Is the state also responsible for any IMRF liabilities (if there ever are any)?
- Yellow Dog Democrat - Monday, Apr 16, 12 @ 5:36 pm:
@Beaten Down -
The pension funds are state entities, and so I would suppose that if it ever went that far in court, the state could be ordered to pay benefits.
but, there are sound economic arguments for making employer responsible.
- Beaten Down State Employee - Monday, Apr 16, 12 @ 5:58 pm:
Thanks Dog. I wonder how Chicago residents feel about chipping in for TRS’s pension liabilities.
My point is that it’s very convenient to lump the 5 systems liabilities into one big matza ball rather give any analysis on parsing them and questioning who actually owns those liabilities.
- mushroom in the dark - Monday, Apr 16, 12 @ 7:08 pm:
Pension liabilities exceed projected revenues to fund them because: A) investment returns that last 12 years are lower than projected. B) record low interest rates, C) lack of funding the pensions, D) 90 percent funding target. On that last one why does there have to be 90 percent of the funds in the fund to pay the next 50 years of pensions? Who has that money in their bank account when they are 30 to fund the next 50 years of their life?
The returns expected have been lowered to approximately 7.5 percent, which does seem still too high. What should be done is to lower expected returns to lower levels and then lower the percentage of funding needed to a much lower level.
However one problem with this is that the amount of investment made will be lower at a time when it may be prudent to be buying stocks and bonds. I wonder how much investment was made in the period between September 2008 and September 2009 when stock and bond prices were lower.
- Yellow Dog Democrat - Tuesday, Apr 17, 12 @ 12:33 pm:
@Mushroom:
The goal of the 90% ramp is three-fold:
1) Ensure beneficiaries get paid;
2) Ensure our budget is sustainable;
3) Place Illinois in a stronger position relative to other states to offer both employers and citizens a strong future.
We spend alot of time focusing fruitlessly on #1. No one honestly believes that given even the current level of benefits that beneficiaries won’t get paid.
The real question is how do we come up with a budget plan that doesnt leave people who havent even been born yet stuck holding the bag, while still ensuring that Illinois is competitive today.
A balanced longterm approach that relies less on the idealistic 90% benchmark and more on the realistic notion that we’re not going to solve the budget 100% by cutting benefits, raising corporate income taxes or taxes on the 1%, or gutting state services like education, health care and human services is rational and pragmatic.
- Carly EngageAmerica - Friday, Apr 20, 12 @ 10:20 am:
The rules referred to as the “Medicaid mandates” have not attracted as much attention as the mandate forcing individuals to buy government-approved health insurance. What few people know is that the Medicaid mandates are, if anything, even more constitutionally dubious than the individual mandate.
Our constitution divides power between the federal government and the states, just as it divides power among the three branches of the federal government. For split sovereignty to work, both the states and the feds must be able to make independent decisions within their respective spheres.
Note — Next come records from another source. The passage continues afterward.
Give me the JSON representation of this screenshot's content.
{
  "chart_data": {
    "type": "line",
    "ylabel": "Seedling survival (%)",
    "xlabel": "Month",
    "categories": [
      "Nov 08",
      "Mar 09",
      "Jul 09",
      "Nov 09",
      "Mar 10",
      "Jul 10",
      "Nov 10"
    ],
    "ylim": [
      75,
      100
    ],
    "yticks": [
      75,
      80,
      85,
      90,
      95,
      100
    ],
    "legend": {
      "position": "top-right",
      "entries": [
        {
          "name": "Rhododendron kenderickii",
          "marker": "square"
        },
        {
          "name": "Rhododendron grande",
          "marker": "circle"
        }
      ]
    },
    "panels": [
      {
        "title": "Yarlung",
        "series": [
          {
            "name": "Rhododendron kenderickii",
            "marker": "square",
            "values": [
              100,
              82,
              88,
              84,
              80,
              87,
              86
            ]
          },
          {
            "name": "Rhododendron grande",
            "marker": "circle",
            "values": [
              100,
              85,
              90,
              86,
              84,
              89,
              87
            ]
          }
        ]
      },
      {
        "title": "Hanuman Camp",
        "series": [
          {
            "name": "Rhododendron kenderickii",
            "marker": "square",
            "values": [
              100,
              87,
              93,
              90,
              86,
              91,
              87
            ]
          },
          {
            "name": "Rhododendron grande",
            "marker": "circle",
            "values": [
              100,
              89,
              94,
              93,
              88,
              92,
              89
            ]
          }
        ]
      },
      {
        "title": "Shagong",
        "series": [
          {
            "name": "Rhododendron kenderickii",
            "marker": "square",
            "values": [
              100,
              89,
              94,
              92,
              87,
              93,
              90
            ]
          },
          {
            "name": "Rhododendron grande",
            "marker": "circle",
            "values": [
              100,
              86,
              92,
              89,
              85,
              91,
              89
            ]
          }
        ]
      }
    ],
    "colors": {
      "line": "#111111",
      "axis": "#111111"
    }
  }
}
The ACA attempts to crack the constitution by directing and empowering administrators in the U.S. Department of Health and Human Services (HHS) to effectively bankrupt any state that makes Medicaid decisions different from those approved by the federal government. First, the ACA imposes costly new requirements on states for Medicaid spending, overriding any state choice to the contrary. The federal government has promised to pick up some of the tab, but given the disastrous federal financial situation, it is unclear how or whether this will happen. Whether or not it does, the feds will be unloading huge new expenses onto state taxpayers. Second, if a state does not comply with federal instructions to the letter, the ACA gives HHS virtually unrestrained authority to stop any and all Medicaid funds to that state.